Stephen Worthington <stephen_agent at jsw.gen.nz> wrote:

>> I think the bit about running out of memory (really it means the write cache has used all currently free memory) and corrupting things is bogus - the system will effectively pause at the that point with processes blocked in "wait for I/O" (wio) state until the disk subsystem catches up with the writes.
> 
> The problem is not bogus.  It is very real, and creates unwatchably
> damaged recordings.  The way it happens is that if the output to disk
> is blocked, while the input from the tuners continues (as it will),
> then the memory queue of data waiting to be written to the recording
> file will overflow.  The normal result is that data being written to
> the memory queue from the tuner gets lost - causing errors in the
> recording.

My fault for not being a bit more careful with terminology - I was referring to the suggestion that the filesystem could get corrupted if the system ran out of ram for the changes. Rather than corrupting the filesystem, the process will block until some of the data has been written out and freed up some space in the cache.
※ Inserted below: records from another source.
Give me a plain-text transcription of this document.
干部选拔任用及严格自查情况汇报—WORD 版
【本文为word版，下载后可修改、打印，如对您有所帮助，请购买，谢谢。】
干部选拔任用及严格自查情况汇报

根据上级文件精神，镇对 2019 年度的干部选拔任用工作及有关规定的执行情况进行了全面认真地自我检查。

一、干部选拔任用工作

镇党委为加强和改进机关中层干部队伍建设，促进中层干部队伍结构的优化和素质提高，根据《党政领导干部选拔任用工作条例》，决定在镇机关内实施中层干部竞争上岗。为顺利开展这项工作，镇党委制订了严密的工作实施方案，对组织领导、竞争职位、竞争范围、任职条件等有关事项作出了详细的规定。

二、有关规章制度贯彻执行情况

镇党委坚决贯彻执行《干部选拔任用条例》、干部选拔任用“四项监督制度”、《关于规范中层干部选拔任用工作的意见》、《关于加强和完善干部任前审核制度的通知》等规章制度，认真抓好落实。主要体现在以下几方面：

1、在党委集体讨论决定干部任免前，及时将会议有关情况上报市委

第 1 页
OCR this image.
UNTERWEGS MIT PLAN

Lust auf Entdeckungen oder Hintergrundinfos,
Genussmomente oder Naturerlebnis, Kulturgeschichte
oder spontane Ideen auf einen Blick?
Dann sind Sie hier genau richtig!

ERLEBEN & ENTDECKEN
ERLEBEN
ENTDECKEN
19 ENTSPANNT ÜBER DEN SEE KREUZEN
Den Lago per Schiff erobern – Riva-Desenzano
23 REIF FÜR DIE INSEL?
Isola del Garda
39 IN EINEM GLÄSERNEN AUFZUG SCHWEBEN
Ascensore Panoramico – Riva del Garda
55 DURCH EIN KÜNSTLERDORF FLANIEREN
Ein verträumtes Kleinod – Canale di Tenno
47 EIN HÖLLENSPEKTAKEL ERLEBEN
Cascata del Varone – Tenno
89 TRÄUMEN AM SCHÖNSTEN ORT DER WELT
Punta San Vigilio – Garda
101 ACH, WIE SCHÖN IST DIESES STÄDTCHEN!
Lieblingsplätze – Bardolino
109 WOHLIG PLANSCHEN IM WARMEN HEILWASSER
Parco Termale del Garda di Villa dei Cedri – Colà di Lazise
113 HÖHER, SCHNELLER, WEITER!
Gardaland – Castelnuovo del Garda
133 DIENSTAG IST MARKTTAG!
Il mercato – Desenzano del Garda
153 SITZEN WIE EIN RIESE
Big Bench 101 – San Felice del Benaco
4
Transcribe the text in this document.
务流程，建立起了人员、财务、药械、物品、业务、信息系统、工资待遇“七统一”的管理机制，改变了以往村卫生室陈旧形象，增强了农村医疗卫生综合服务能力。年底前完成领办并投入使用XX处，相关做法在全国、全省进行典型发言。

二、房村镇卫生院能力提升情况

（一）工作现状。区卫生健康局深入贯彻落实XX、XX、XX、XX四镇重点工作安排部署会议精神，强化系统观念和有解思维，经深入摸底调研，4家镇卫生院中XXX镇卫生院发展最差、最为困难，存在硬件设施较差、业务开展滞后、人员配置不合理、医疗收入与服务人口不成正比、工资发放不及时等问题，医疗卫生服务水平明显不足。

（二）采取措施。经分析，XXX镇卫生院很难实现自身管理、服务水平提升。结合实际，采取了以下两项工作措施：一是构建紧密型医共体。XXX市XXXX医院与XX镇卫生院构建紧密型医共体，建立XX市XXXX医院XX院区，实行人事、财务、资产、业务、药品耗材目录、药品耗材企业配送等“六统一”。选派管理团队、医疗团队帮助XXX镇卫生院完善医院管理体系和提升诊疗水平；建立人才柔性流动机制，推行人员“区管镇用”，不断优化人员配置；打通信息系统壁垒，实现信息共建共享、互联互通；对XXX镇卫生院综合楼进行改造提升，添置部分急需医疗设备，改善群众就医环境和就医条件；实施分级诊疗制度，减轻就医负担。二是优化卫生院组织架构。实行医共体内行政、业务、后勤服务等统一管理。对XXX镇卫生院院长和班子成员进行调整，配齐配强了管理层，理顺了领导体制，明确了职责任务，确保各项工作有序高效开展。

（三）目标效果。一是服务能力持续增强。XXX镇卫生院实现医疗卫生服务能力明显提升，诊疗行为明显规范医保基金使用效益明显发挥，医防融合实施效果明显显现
As you say, it WILL cause gaps in recordings when the system blocks waiting for I/O to complete - and the recording buffer overflows.

> As well as with deleting large files on ext3, I have seen this happen ...

Indeed, it's not too hard to cause such problems.

In a previous job we had a SCO Openserver system - fixed disk cache limited to 460,000k. One table in our dataset would reach 1G by the end of the year. The reporting tool had a habit of suddenly deciding to not use indexes with a seemingly insignificant change to a report - doing a full non-index join&select with this 1G table and several others. 
Result - disk cache flushed, disk request queue "well loaded", system at 99% or 100% wio, ... and the phones ringing with user for whom the system was effectively frozen. It could only be run at weekends and could take 40 hours !
At some point, I re-wrote the report in Informix taking care to use indexes well - and got it down to 90s runtime, while the system was in use, and without causing user complaints.